I recently sold my Pro Display XDR and moved to a pair of Studio Displays.
The Studio Display is pretty great, especially with the optional height-adjustable stand. I didn’t use any of the high-end features of the XDR, and after just a few weeks, I’ve fallen in love with this setup, minus some cables that still need tidying:
As the Studio Display comes with a better-than-expected set of internal speakers, this has marked the retirement of the pair of SoundSticks that I’ve been using as my speakers basically forever. As one of them had hot glue holding it together, it felt like it was time.
You know what’s better than one set of Studio Display speakers, though? Having two sets play at the same time. Yesterday, I was wondering how to do this, and then it hit me:
The full extent of what this application can do is far beyond the scope of this blog post, but in just a few minutes, I had all system audio passing through Loopback to both Studio Displays:
In this setup, the same audio is piped to both displays, so audio on the left channel plays through the left speaker on both displays. This means that the two speakers are playing the exact same thing.

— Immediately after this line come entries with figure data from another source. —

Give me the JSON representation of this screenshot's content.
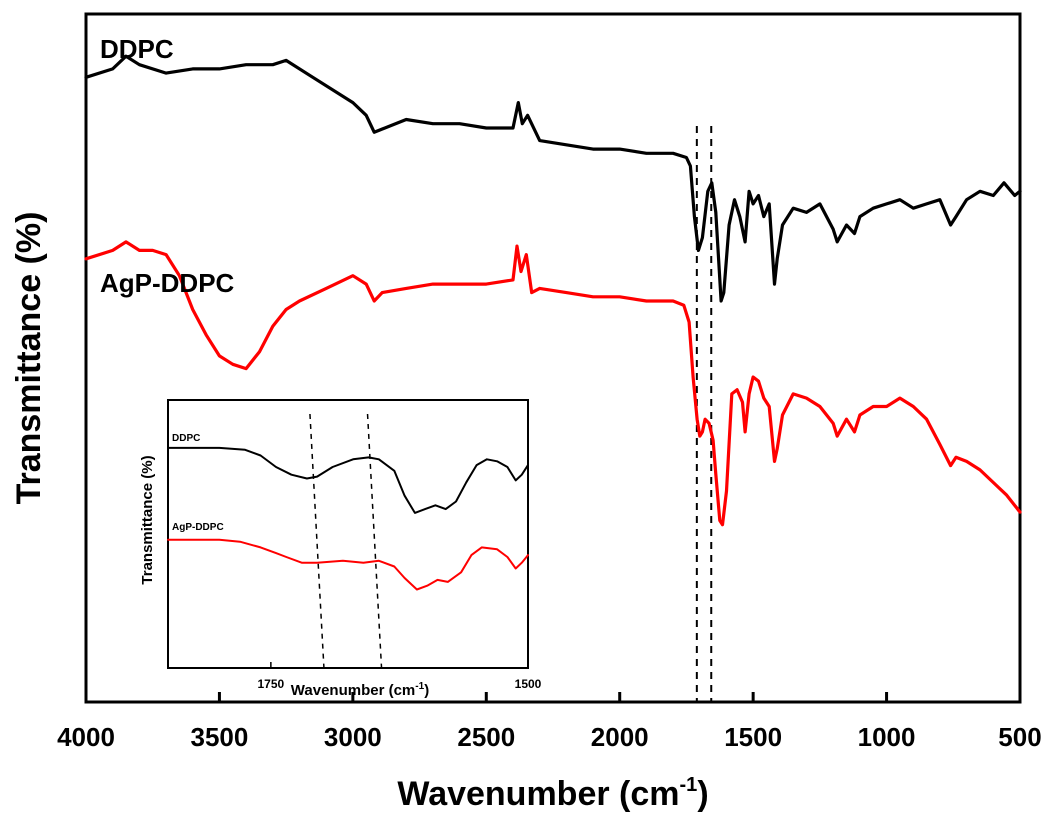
{
  "chart_data": [
    {
      "type": "line",
      "title": "",
      "xlabel_main": "Wavenumber (cm",
      "xlabel_sup": "-1",
      "xlabel_close": ")",
      "ylabel": "Transmittance (%)",
      "xlim": [
        4000,
        500
      ],
      "x_reversed": true,
      "grid": false,
      "xticks": [
        "4000",
        "3500",
        "3000",
        "2500",
        "2000",
        "1500",
        "1000",
        "500"
      ],
      "yticks": [],
      "reference_lines_x": [
        1711,
        1657
      ],
      "series": [
        {
          "name": "DDPC",
          "color": "#000000",
          "points": [
            [
              4000,
              0.93
            ],
            [
              3900,
              0.95
            ],
            [
              3850,
              0.98
            ],
            [
              3800,
              0.96
            ],
            [
              3700,
              0.94
            ],
            [
              3600,
              0.95
            ],
            [
              3500,
              0.95
            ],
            [
              3400,
              0.96
            ],
            [
              3300,
              0.96
            ],
            [
              3250,
              0.97
            ],
            [
              3150,
              0.93
            ],
            [
              3000,
              0.87
            ],
            [
              2950,
              0.84
            ],
            [
              2920,
              0.8
            ],
            [
              2880,
              0.81
            ],
            [
              2800,
              0.83
            ],
            [
              2700,
              0.82
            ],
            [
              2600,
              0.82
            ],
            [
              2500,
              0.81
            ],
            [
              2400,
              0.81
            ],
            [
              2380,
              0.87
            ],
            [
              2365,
              0.82
            ],
            [
              2345,
              0.84
            ],
            [
              2300,
              0.78
            ],
            [
              2200,
              0.77
            ],
            [
              2100,
              0.76
            ],
            [
              2000,
              0.76
            ],
            [
              1900,
              0.75
            ],
            [
              1800,
              0.75
            ],
            [
              1750,
              0.74
            ],
            [
              1735,
              0.72
            ],
            [
              1720,
              0.6
            ],
            [
              1705,
              0.52
            ],
            [
              1690,
              0.55
            ],
            [
              1670,
              0.66
            ],
            [
              1655,
              0.68
            ],
            [
              1640,
              0.61
            ],
            [
              1620,
              0.4
            ],
            [
              1610,
              0.42
            ],
            [
              1590,
              0.58
            ],
            [
              1570,
              0.64
            ],
            [
              1550,
              0.6
            ],
            [
              1530,
              0.54
            ],
            [
              1515,
              0.66
            ],
            [
              1500,
              0.63
            ],
            [
              1480,
              0.65
            ],
            [
              1460,
              0.6
            ],
            [
              1440,
              0.63
            ],
            [
              1420,
              0.44
            ],
            [
              1410,
              0.5
            ],
            [
              1390,
              0.58
            ],
            [
              1350,
              0.62
            ],
            [
              1300,
              0.61
            ],
            [
              1250,
              0.63
            ],
            [
              1200,
              0.57
            ],
            [
              1185,
              0.54
            ],
            [
              1150,
              0.58
            ],
            [
              1120,
              0.56
            ],
            [
              1100,
              0.6
            ],
            [
              1050,
              0.62
            ],
            [
              1000,
              0.63
            ],
            [
              950,
              0.64
            ],
            [
              900,
              0.62
            ],
            [
              850,
              0.63
            ],
            [
              800,
              0.64
            ],
            [
              760,
              0.58
            ],
            [
              740,
              0.6
            ],
            [
              700,
              0.64
            ],
            [
              650,
              0.66
            ],
            [
              600,
              0.65
            ],
            [
              560,
              0.68
            ],
            [
              520,
              0.65
            ],
            [
              500,
              0.66
            ]
          ]
        },
        {
          "name": "AgP-DDPC",
          "color": "#ff0000",
          "points": [
            [
              4000,
              0.5
            ],
            [
              3900,
              0.52
            ],
            [
              3850,
              0.54
            ],
            [
              3800,
              0.52
            ],
            [
              3750,
              0.52
            ],
            [
              3700,
              0.51
            ],
            [
              3650,
              0.46
            ],
            [
              3600,
              0.38
            ],
            [
              3550,
              0.32
            ],
            [
              3500,
              0.27
            ],
            [
              3450,
              0.25
            ],
            [
              3400,
              0.24
            ],
            [
              3350,
              0.28
            ],
            [
              3300,
              0.34
            ],
            [
              3250,
              0.38
            ],
            [
              3200,
              0.4
            ],
            [
              3100,
              0.43
            ],
            [
              3000,
              0.46
            ],
            [
              2950,
              0.44
            ],
            [
              2920,
              0.4
            ],
            [
              2890,
              0.42
            ],
            [
              2800,
              0.43
            ],
            [
              2700,
              0.44
            ],
            [
              2600,
              0.44
            ],
            [
              2500,
              0.44
            ],
            [
              2400,
              0.45
            ],
            [
              2385,
              0.53
            ],
            [
              2370,
              0.47
            ],
            [
              2350,
              0.51
            ],
            [
              2330,
              0.42
            ],
            [
              2300,
              0.43
            ],
            [
              2200,
              0.42
            ],
            [
              2100,
              0.41
            ],
            [
              2000,
              0.41
            ],
            [
              1900,
              0.4
            ],
            [
              1800,
              0.4
            ],
            [
              1760,
              0.39
            ],
            [
              1740,
              0.35
            ],
            [
              1725,
              0.22
            ],
            [
              1710,
              0.12
            ],
            [
              1700,
              0.08
            ],
            [
              1690,
              0.09
            ],
            [
              1680,
              0.12
            ],
            [
              1665,
              0.11
            ],
            [
              1650,
              0.07
            ],
            [
              1640,
              -0.01
            ],
            [
              1625,
              -0.12
            ],
            [
              1615,
              -0.13
            ],
            [
              1600,
              -0.05
            ],
            [
              1580,
              0.18
            ],
            [
              1560,
              0.19
            ],
            [
              1540,
              0.16
            ],
            [
              1530,
              0.09
            ],
            [
              1515,
              0.18
            ],
            [
              1500,
              0.22
            ],
            [
              1480,
              0.21
            ],
            [
              1460,
              0.17
            ],
            [
              1440,
              0.15
            ],
            [
              1420,
              0.02
            ],
            [
              1410,
              0.05
            ],
            [
              1390,
              0.13
            ],
            [
              1350,
              0.18
            ],
            [
              1300,
              0.17
            ],
            [
              1250,
              0.15
            ],
            [
              1200,
              0.11
            ],
            [
              1185,
              0.08
            ],
            [
              1150,
              0.12
            ],
            [
              1120,
              0.09
            ],
            [
              1100,
              0.13
            ],
            [
              1050,
              0.15
            ],
            [
              1000,
              0.15
            ],
            [
              950,
              0.17
            ],
            [
              900,
              0.15
            ],
            [
              850,
              0.12
            ],
            [
              800,
              0.06
            ],
            [
              760,
              0.01
            ],
            [
              740,
              0.03
            ],
            [
              700,
              0.02
            ],
            [
              650,
              0.0
            ],
            [
              600,
              -0.03
            ],
            [
              550,
              -0.06
            ],
            [
              500,
              -0.1
            ]
          ]
        }
      ],
      "series_labels": [
        "DDPC",
        "AgP-DDPC"
      ]
    },
    {
      "type": "line",
      "title": "",
      "xlabel_main": "Wavenumber (cm",
      "xlabel_sup": "-1",
      "xlabel_close": ")",
      "ylabel": "Transmittance (%)",
      "xlim": [
        1850,
        1500
      ],
      "x_reversed": true,
      "grid": false,
      "xticks": [
        "1750",
        "1500"
      ],
      "reference_lines_x": [
        1712,
        1656
      ],
      "series": [
        {
          "name": "DDPC",
          "color": "#000000",
          "points": [
            [
              1850,
              0.8
            ],
            [
              1800,
              0.8
            ],
            [
              1775,
              0.79
            ],
            [
              1760,
              0.76
            ],
            [
              1745,
              0.7
            ],
            [
              1730,
              0.66
            ],
            [
              1715,
              0.64
            ],
            [
              1705,
              0.65
            ],
            [
              1690,
              0.7
            ],
            [
              1670,
              0.74
            ],
            [
              1655,
              0.75
            ],
            [
              1645,
              0.74
            ],
            [
              1630,
              0.68
            ],
            [
              1620,
              0.55
            ],
            [
              1610,
              0.46
            ],
            [
              1600,
              0.48
            ],
            [
              1590,
              0.5
            ],
            [
              1580,
              0.48
            ],
            [
              1570,
              0.52
            ],
            [
              1560,
              0.62
            ],
            [
              1550,
              0.71
            ],
            [
              1540,
              0.74
            ],
            [
              1530,
              0.73
            ],
            [
              1520,
              0.7
            ],
            [
              1512,
              0.63
            ],
            [
              1506,
              0.66
            ],
            [
              1500,
              0.71
            ]
          ]
        },
        {
          "name": "AgP-DDPC",
          "color": "#ff0000",
          "points": [
            [
              1850,
              0.32
            ],
            [
              1800,
              0.32
            ],
            [
              1780,
              0.31
            ],
            [
              1760,
              0.28
            ],
            [
              1745,
              0.25
            ],
            [
              1735,
              0.23
            ],
            [
              1720,
              0.2
            ],
            [
              1705,
              0.2
            ],
            [
              1680,
              0.21
            ],
            [
              1660,
              0.2
            ],
            [
              1645,
              0.21
            ],
            [
              1630,
              0.18
            ],
            [
              1620,
              0.12
            ],
            [
              1608,
              0.06
            ],
            [
              1598,
              0.08
            ],
            [
              1588,
              0.11
            ],
            [
              1578,
              0.1
            ],
            [
              1565,
              0.15
            ],
            [
              1555,
              0.24
            ],
            [
              1545,
              0.28
            ],
            [
              1530,
              0.27
            ],
            [
              1520,
              0.23
            ],
            [
              1512,
              0.17
            ],
            [
              1506,
              0.2
            ],
            [
              1500,
              0.24
            ]
          ]
        }
      ],
      "series_labels": [
        "DDPC",
        "AgP-DDPC"
      ]
    }
  ]
}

As I sit in front of one display, with the other to my left, this works best for me. However, if I wanted the left display to play just the left channel, and the right one to play just the right, then Loopback would look like this:
One side effect of this is that a pair of Studio Displays is way louder than one Studio Display. Thankfully, Loopback makes it easy bump down the maximum volume on a per-device basis. Knocking them back to 65% each is working well for me.
This sort of thing is what makes being a macOS user so much fun.